In this edition we look at how the pound has been affected by the election campaign in the UK and discuss the impact on international oil markets of ending the Saudi-led military operation in Yemen.
Point of view
"The danger lies in talk of Britain leaving the European Union, which is terrifying investor markets, especially with the ongoing crises and conflicts over Greece"
The uncertainty over the political situation in Britain ahead of the forthcoming general election has raised concerns among investors and unsettled sterling.
Uncertainty in the UK
For investors, or at least those who are risk-averse, the UK voting day of May 7 cannot come quick enough.
The pre-election period has been marked by jittery markets and a slide in sterling against the dollar. The pound is now at its lowest level since 2010.
Uncertainty over the various potential outcomes is seen as the main factor. But despite the decision of the Bank of England to keep interest rates at 0.5% – in place since 2009 – and signs of strong growth, analysts believe the UK economy is still fragile, which could be reflected negatively in sterling in the coming months.
Investors hope the markets and sterling will stabilise when the outcome of the election is known.
The Middle East View
For more on this issue Faiza Garah spoke to Nour Eldeen Al-Hammoury, Chief Market Strategist with ADS Securities in Abu Dhabi.
Faiza Garah:“The British electoral campaign is weighing on sterling’s exchange rate. How long do you think that will last?
Nour Eldeen Al-Hammoury: “During the election period, the pound has risen, unlike
the last election when the pound has fallen sharply.
“Sterling has currently stabilized at around $1.50 and this is due to the negative results of the US economy, and lower forecasts for interest rates in the US.
“Overall, what we’ll see this time is similar to the last election. Is all this going to last? Certainly yes, but if the same parties that won the last election repeat their success in this vote I think it will help the pound to stabilize again.”

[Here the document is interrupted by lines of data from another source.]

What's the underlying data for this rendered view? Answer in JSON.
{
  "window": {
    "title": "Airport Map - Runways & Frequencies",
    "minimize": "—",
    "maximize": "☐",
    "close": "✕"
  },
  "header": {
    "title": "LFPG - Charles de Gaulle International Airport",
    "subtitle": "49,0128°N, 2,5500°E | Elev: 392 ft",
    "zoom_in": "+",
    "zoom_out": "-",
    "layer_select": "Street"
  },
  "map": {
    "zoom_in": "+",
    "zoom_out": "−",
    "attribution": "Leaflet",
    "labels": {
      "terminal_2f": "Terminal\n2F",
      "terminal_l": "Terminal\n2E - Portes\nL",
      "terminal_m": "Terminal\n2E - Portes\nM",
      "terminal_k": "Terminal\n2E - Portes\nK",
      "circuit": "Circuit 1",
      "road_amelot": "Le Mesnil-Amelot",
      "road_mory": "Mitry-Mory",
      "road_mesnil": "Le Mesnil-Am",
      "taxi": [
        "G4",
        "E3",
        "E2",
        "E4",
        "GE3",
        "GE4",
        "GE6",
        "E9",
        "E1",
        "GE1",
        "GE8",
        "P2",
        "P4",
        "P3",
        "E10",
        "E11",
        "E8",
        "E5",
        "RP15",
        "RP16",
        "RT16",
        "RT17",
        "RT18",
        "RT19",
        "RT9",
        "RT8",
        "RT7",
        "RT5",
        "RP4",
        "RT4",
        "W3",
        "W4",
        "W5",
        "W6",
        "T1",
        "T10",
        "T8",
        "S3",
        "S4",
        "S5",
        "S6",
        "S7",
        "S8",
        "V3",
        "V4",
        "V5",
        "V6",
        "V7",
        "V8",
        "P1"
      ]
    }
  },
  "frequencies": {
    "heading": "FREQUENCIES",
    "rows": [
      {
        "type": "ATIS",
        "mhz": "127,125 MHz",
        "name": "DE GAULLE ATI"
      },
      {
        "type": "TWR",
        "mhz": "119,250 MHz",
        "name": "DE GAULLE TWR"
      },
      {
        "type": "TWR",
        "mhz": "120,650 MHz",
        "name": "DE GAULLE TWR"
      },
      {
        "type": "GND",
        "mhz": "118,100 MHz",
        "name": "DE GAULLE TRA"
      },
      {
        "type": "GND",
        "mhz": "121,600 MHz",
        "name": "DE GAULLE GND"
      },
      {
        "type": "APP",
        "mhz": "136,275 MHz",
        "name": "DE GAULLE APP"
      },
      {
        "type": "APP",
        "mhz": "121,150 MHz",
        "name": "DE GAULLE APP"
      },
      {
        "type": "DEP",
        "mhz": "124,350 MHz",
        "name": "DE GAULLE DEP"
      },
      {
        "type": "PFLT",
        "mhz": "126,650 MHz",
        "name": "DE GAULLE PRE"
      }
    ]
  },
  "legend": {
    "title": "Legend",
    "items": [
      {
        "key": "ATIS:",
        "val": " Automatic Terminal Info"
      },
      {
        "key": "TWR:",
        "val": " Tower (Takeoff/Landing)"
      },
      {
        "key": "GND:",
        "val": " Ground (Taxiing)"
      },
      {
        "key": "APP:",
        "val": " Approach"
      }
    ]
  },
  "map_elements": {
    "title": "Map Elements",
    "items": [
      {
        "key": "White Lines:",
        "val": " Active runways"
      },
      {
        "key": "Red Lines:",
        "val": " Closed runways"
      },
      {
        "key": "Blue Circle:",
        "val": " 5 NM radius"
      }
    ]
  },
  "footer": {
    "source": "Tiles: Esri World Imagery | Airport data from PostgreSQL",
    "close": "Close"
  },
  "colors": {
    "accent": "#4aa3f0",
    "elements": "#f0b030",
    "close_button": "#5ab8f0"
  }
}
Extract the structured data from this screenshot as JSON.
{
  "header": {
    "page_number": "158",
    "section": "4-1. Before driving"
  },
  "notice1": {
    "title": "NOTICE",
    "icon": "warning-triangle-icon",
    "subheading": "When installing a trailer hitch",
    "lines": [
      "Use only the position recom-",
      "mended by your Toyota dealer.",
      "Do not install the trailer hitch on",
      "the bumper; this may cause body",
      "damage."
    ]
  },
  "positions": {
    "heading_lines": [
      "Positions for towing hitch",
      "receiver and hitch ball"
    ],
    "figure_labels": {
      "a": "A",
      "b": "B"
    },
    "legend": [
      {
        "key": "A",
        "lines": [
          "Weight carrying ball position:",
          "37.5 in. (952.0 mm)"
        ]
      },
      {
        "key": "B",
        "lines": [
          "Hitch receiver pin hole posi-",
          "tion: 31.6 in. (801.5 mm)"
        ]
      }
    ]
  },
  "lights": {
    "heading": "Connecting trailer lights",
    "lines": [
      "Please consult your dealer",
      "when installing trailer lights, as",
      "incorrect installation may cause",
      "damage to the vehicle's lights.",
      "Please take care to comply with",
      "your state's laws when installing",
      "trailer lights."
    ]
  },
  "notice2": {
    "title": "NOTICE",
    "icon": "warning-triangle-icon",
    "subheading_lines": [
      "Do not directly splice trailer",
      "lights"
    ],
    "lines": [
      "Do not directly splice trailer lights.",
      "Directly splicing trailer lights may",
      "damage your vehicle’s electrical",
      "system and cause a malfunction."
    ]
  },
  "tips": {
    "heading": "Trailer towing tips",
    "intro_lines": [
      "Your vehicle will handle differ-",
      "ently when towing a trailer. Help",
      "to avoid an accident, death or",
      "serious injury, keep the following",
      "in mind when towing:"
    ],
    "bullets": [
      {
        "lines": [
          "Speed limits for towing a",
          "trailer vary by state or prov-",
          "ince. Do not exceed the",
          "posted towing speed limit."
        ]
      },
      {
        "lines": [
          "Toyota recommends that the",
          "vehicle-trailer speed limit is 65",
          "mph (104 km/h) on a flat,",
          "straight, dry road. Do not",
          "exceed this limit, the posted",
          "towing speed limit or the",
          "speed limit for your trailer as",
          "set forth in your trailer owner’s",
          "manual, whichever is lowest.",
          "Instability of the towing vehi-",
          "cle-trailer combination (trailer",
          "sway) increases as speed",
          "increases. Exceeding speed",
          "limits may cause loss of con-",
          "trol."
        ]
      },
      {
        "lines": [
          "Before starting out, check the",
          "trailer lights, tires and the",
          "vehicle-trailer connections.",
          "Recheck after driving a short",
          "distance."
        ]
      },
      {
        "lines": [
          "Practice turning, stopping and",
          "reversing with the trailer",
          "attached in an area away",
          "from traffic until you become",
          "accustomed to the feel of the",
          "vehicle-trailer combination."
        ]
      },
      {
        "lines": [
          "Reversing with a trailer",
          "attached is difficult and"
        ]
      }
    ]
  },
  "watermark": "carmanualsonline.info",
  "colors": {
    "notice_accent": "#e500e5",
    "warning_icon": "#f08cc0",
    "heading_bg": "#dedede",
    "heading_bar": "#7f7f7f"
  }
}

Faiza Garah:“What are the potential consequences of the outcome of this election for investors in the eurozone?
Nour Eldeen Al-Hammoury:
“The current government has managed more or less to stabilize the economy. Growth rates, unlike other countries in the European Union are still strong.The danger lies in talk of Britain leaving the European Union, which is terrifying investor markets, especially with the ongoing crises and conflicts over Greece
“At present, it all depends on what policies will be put in place by the government to be formed after the election. Whatever happens, the asset purchasing programme implemented by the European Central Bank is still attracting investors to European markets, and that will continue, despite the current conflicts over Greece.”
In our Business Snapshot section, we analyze the impact of the end of the ‘Decisive Storm’ military operation in Yemen on oil prices.
Saudi Arabia announced the end of the operation, announcing it would be replaced by a campaign called ‘Restore Hope’.
At the same time, Riyadh confirmed that oil production was close to its record high in the month of April. The Saudi oil minister said his country has produced around 10 million barrels per day in April. The statement caused a stir in crude markets, which fear a likely consequence on the prices of black gold.
Those prices have seen a huge decline this year as shown in figures released this month by OPEC.
Analysts await the next OPEC meeting, to be held on June 5 in Vienna, to see if Saudi Arabia will continue with the same high output rate or if it will take additional measures to promote market stability.
All eyes on OPEC
Faiza Garah got the views of ADS Securities’ Nour Eldeen Al-Hammoury on what to expect from those talks.
Faiza Garah: “The ‘Decisive Storm’ military operation has ended and “Operation Restore Hope” has begun. What are the likely consequences for oil prices?”
Nour Eldeen Al-Hammoury: “Prices fell slightly after the end of the military operation, but began climbing shortly after. Now they’re maintaining the same level seen through April; about $57 for Texas crude and $65 for Brent.
“For now all eyes are turning to an eventful month of June, during which there’ll be an OPEC meeting when the oil states will decide on a possible lowering of production.
“There will also be a decision from the US Federal Bank on whether to raise interest rates. And finally, there’s the prospect of a possible agreement between Iran and the major powers on Iran’s nuclear programme.
“Investors are expecting all these events and that’s why I believe oil prices will remain low. But even if prices stay low they will eventually start to rise because there’s no alternative to oil, at least in the next decade.”